With a vote due Feb. 14 and no prospect of agreement, May will ask Parliament this week to reaffirm its desire to remove the contentious Irish backstop clause from current deal, according to an official, who declined to be identified. If she hasn’t brought a new deal to Parliament by Feb. 27, she’ll say there will then be another opportunity to vote, Communities Secretary James Brokenshire said in a BBC interview.
- Brokenshire confirms Feb. 27 vote plan
- Austria’s Kneissl flags near-term trade disruption
- Truss says agreement will be reached on Brexit
Labour Backs Referendum if Talks Fail: Watson (10:55 a.m.)
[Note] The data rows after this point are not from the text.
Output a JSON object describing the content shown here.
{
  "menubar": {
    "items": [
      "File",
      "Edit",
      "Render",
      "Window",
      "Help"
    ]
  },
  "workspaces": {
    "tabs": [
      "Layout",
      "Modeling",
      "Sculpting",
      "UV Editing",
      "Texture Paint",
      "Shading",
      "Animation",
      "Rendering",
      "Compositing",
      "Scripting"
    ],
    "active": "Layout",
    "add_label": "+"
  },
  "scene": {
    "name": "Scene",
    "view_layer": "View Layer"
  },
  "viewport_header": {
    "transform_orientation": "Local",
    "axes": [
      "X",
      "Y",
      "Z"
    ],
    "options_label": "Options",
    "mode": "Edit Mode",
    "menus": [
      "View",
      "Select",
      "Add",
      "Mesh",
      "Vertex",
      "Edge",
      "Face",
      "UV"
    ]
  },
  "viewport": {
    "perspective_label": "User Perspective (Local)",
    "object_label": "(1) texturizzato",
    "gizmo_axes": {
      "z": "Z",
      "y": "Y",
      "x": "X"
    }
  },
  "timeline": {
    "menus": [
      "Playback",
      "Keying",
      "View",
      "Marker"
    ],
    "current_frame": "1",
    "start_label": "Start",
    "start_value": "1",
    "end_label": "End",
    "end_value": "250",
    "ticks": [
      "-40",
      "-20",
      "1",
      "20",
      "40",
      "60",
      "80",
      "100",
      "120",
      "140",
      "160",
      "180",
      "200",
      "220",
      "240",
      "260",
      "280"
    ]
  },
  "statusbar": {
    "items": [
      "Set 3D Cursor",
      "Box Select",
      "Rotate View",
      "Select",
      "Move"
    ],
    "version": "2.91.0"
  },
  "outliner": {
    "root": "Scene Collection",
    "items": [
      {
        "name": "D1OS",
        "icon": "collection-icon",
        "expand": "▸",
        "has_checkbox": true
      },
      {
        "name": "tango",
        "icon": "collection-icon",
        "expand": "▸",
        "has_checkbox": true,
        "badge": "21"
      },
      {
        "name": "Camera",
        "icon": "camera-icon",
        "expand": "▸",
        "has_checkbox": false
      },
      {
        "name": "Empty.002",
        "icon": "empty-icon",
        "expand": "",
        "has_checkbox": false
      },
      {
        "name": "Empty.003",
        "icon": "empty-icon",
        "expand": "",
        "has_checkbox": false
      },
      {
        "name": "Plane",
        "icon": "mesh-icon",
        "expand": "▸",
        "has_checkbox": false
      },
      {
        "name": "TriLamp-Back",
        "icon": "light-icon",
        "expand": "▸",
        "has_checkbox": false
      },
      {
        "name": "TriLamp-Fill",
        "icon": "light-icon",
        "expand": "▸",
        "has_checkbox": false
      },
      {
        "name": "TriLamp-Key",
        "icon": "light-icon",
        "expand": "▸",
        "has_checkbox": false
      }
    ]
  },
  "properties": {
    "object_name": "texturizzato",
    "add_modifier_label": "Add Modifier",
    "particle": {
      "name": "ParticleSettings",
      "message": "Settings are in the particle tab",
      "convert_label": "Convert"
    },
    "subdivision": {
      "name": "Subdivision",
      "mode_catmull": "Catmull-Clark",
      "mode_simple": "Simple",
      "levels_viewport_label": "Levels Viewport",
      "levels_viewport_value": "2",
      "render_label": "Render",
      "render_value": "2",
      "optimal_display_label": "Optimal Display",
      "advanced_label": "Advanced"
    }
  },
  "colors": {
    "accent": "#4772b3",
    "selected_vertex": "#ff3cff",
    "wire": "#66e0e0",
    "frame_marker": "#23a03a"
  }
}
Deputy leader of the opposition Labour Party Tom Watson tells the BBC “we’re now at the point where we can have meaningful talks to get a deal between the main political party leaders, or the only way to break the impasse is a public vote, and that remains our policy.”
Brokenshire Says Feb. 27 Vote to Give Clarity (10:40 a.m.)
Reaching a deal is “profoundly” in the interest of the U.K., Brokenshire told BBC Television’s “Andrew Marr Show,” but it is also important to give a sense of clarity and purpose, which he believes May’s new vote pledge will do.
“The government will commit that if the meaningful vote, in other words the deal coming back, has not happened by the 27th of February, then we would allow a further motion -- votable in parliament -- to take place, to give that sense of assurance as to the process moving forward.”
Austria Minister Kneissl Warns on Trade (10:25 a.m.)
Austria’s Foreign Affairs Minister Karin Kneissl has pointed to the risks already facing British exporters as the U.K. draws closer to the March 29 exit date. With the U.K. yet to roll over the majority of the beneficial trade terms around the globe it gets through EU membership, goods being readied for dispatch that take as long as six weeks to reach destinations in Asia could end up sat in quarantine or face disputes over who pays any new customs duties.
“Any ship that leave a U.K. port next has to know what kind of customs paper they will take along,” Kneissl said on the BBC. “It could be that when arriving in the port of destination, that either the U.K. will be out of the EU or inside. So the uncertainty is not something that will happen in early April, it is something that is with us.”
Truss Says Lawmakers Will Reach Accord by (9:50 a.m.)
Chief Secretary to the U.K. Treasury Liz Truss tells Sky there won’t be any need to extend Article 50 -- which sets the deadline for leaving -- because lawmakers will reach an agreement in time.
“In any negotiations, any piece of work, as the deadline approaches, minds get focused and a deal gets done. Extending the deadline, that doesn’t create any new information, all that does is delay things so that would be a very bad idea,” she said.
She also added that the U.K. is prepared to leave without a deal, should it be “absolutely necessary.”
Blair: Devastating Impact of No-Deal on Ireland (9:20 a.m.)
Former Prime Minister Tony Blair said leaving the EU without a deal could be devastating for the Northern Ireland peace process and that a second referendum on Brexit might still happen.
“It would be economically very, very dangerous for Britain, and for the peace process in Ireland it would potentially be devastating,” he said in a Sky News interview. “A no-deal Brexit means a really hard border between north and south in Ireland, it’s contrary to the Good Friday Agreement and it will cause an enormous fissure within the United Kingdom."